Son mode d'interrogation participe donc aujourd’hui d’un enjeu et devient l’instrument privilégié d’une nouvelle problématique qui intègre, dans des ensembles signifiants, des réalités personnelles et collectives, textuelles, organisationnelles et comportementales. L’individu occidental se trouve, la plupart du temps, seul, confronté aux manifestations de son handicap. Pris dans ce face-à-face imaginaire, il devient dépendant d’espaces institutionnels qui l’aliènent en faisant de son handicap un objet limitant gravement ses activités et sa participation. Les activités et la participation relèvent de positions statutaires et hiérarchiques qui délimitent des identités et des espaces de qualification et de réglementation. Toute participation obéit à un principe de capacité qui produit ses propres signes de distinction entre les membres d’une même société.

Le terrain anthropologique a l'avantage de mettre au premier plan les dimensions culturelles du handicap et de les présenter comme produit d'une construction sociale. Cela alimente la réflexion sur l'enjeu que représente le handicap lorsqu'il entre dans le discours social et porte à la vue la place qu'il occupe dans l’imaginaire individuel ou collectif. En effet, toutes les deux cultures font du handicap une partie intégrante du social. Il est au cœur des pratiques magiques et thérapeutiques comme des croyances religieuses ou des mythologies. Il est inclus dans des systèmes de représentation où se mêlent imaginaires collectifs, observations empiriques, savoir-faire et interprétations. Dans toute « pensée sauvage » qui est aussi une pensée du double, différents niveaux de la réalité sont appréhendés dans une même cohérence d'ensemble.

La critique du primat de l'explication organiciste est la condition pour construire l’objet et fonder l'intérêt heuristique de la démarche et de ses résultats. On rejoint ainsi un imaginaire aussi bien individuel que collectif.
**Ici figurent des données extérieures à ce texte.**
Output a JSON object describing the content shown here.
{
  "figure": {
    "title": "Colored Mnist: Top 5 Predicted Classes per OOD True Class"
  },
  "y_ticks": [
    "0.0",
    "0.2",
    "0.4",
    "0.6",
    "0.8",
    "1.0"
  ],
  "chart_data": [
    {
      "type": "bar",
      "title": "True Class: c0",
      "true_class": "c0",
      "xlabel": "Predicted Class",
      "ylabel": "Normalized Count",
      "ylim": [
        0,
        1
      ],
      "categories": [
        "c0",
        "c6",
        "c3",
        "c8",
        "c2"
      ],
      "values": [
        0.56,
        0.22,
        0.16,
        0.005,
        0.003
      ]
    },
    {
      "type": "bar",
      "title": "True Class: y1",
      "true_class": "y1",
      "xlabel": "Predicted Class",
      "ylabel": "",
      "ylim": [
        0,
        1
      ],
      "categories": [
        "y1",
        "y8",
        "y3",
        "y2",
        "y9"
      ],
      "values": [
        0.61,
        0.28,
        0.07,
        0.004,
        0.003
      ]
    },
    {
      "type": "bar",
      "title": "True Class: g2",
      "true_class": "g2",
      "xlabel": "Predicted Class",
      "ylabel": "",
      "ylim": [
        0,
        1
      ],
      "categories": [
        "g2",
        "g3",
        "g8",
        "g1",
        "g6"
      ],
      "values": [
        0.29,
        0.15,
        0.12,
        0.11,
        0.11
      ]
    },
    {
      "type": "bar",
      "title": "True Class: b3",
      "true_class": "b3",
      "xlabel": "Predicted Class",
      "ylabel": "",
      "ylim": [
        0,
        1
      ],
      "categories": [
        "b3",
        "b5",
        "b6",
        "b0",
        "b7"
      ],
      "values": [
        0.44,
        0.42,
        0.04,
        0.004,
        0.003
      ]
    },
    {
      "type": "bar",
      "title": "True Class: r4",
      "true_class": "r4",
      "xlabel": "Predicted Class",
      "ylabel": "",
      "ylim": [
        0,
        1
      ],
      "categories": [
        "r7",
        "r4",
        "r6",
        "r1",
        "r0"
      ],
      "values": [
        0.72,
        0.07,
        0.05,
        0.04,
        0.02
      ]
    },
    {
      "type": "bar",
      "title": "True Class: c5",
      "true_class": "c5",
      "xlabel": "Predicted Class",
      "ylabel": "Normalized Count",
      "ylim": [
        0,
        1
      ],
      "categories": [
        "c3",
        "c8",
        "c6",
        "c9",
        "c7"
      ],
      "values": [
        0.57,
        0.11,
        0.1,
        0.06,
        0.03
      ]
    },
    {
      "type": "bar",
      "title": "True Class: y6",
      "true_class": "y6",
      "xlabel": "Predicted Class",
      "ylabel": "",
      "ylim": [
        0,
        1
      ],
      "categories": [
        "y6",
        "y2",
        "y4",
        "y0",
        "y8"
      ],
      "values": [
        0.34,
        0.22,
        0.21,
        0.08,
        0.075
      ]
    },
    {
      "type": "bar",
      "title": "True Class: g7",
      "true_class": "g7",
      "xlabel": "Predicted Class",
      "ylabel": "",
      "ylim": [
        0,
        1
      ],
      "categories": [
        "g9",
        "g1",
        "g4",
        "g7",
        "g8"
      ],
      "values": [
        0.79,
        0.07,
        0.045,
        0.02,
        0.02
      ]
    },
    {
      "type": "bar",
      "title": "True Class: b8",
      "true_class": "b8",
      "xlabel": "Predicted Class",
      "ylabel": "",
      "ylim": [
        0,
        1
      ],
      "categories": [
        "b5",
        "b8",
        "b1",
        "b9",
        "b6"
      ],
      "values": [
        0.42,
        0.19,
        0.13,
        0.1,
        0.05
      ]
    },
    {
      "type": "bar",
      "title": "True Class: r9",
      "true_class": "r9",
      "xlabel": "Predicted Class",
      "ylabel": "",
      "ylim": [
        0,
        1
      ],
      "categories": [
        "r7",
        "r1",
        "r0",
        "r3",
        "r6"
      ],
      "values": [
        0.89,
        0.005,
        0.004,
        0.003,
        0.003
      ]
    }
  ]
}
Ce dernier délègue un pouvoir légitime de validation s'appuyant sur des procédures d'expérimentation ou de formalisation, de mesure empirique ou de pragmatisme et d'observation. A celles-ci se confronte un autre type de pensée, celui de dominés ou d’exclus, qui se trouve aliénés à une autre totalité, celle de la croyance magique et de ses mises en scènes, émotionnelles et expressives, du handicap et de l’errance. Le handicap et l’errance s'inscrivent dans une histoire, celle du sujet, dans un contexte avec des logiques culturelles et sociales.

Comment rendre compte d'une problématique du handicap et de l’errance qui puisse associer les facteurs personnels et les facteurs environnementaux ? Dès lors, nous parvenons à cette question centrale :Quelles sont les situations spécifiques vécues par les personnes en situation de handicap et d’errance, quels types de soutien social reçoivent-elles et perçoivent-elles et quelles stratégies développent-elles ? Nous avançons d’une part, que le groupe des pairs forme le principal soutien social des personnes en situation de handicap et d’errance. D’autre part, que ces dernières bénéficient d’une discrimination positive du fait de la situation de handicap et des représentations sociales correspondantes.

Notes
112.

Issue de la Classification internationale du fonctionnement, du handicap et de la santé (CIF), OMS, 2001.